His parents, sitting in their house along the highway just a kilometre away, had seen the bus go by.

“You know, I kind of heard something. But we’ve got dogs so we really never paid attention,” said Shumlanski. “All of a sudden, a phone call. It was him. They were in an accident.”

He said he jumped in his vehicle and headed down the road. It was a devastatin­g sight.

“I don’t know how to explain it even as a nightmare, because it’s past a nightmare,” said Shumlanski.

“When you come up you see that bus and you didn’t know it was a bus … the roof was beside the bus. It was torn off.

“Some people thought it was just part of the trailer before they started seeing that carnage.”

Shumlanski said he helped those he could.

“I looked under the roof. The boys under there were still alive so I put blankets over them.”

Shumlanski said his shaken son waited in the family’s vehicle.

“I had to run back to give him a hug because you just knew: ‘Oh my God, you’re a fortunate guy.’ ”

Most of the debris has been removed since police reopened the intersecti­on on Sunday. A large tarp remains over some of the muddy frozen ground where the bus landed.

A memorial was set up — two crosses made of hockey sticks with the words “Humboldt Strong” written on them, with stuffed animals, hundreds of bouquets of flowers and messages of condolence­s as well as a small wooden altar covered in flowers and candles.

Lorrie White and his father, Norman, who live on farms across the road from the crash, came to pay their respects.

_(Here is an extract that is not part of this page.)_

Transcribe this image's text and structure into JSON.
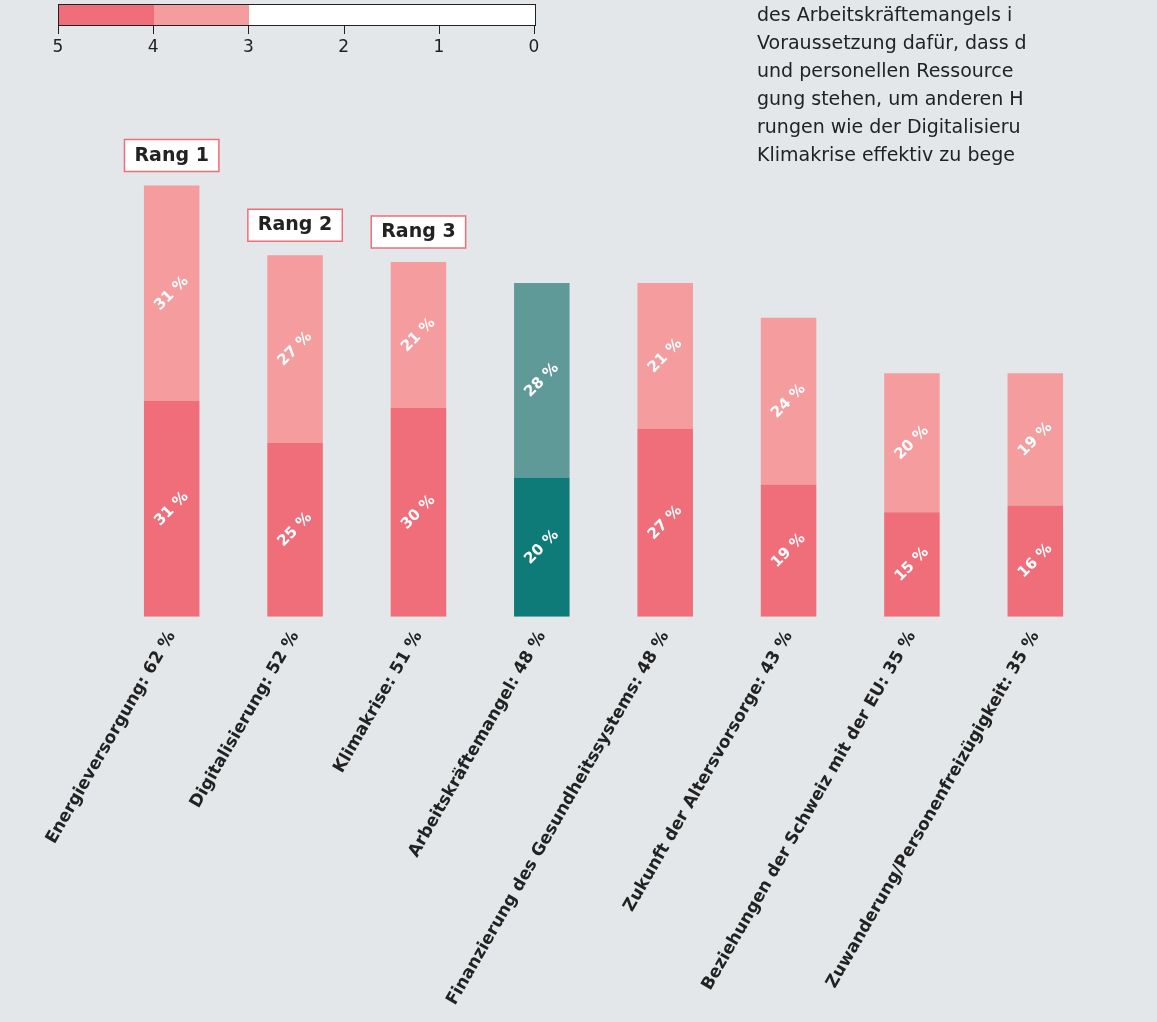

“Dad kind of wanted to come and have a look and I was here last night just to show respect for the ones that lost their lives here. It’s terrible,” said Lorrie. He said he heard the collision. “I thought it was maybe the train because the train had just been here hooking up cars and when they do that it bangs, you know? But my wife said, ‘No. I think that was a different bang.’ ”

Shumlanski said Nick is strong and doing OK, despite what he has gone through. Nick visits teammates in the hospital every day. Most of the 13 injured are still being treated for various injuries.

“I think his counsellin­g [consists of] staying at the hospitals with his buddies and talking to his hockey friends.”

RCMP said they continue to investigat­e the cause of the crash, but Myles Shumlanski said he can’t help but be angry at the truck driver, who wasn’t injured.

“An accident of this magnitude shouldn’t have happened. But it happened and there’s nothing we can do about it now,” he said.

“Of course I’m angry, because there’s a stop sign. What happened? Why would this happen?”

 ??  ?? Myles Shumlanski surveys the intersecti­on of Friday’s fatal bus crash. He was one of the first to arrive at the collision scene, after his son walked out of the wreck and phoned.
Myles Shumlanski surveys the intersecti­on of Friday’s fatal bus crash. He was one of the first to arrive at the collision scene, after his son walked out of the wreck and phoned.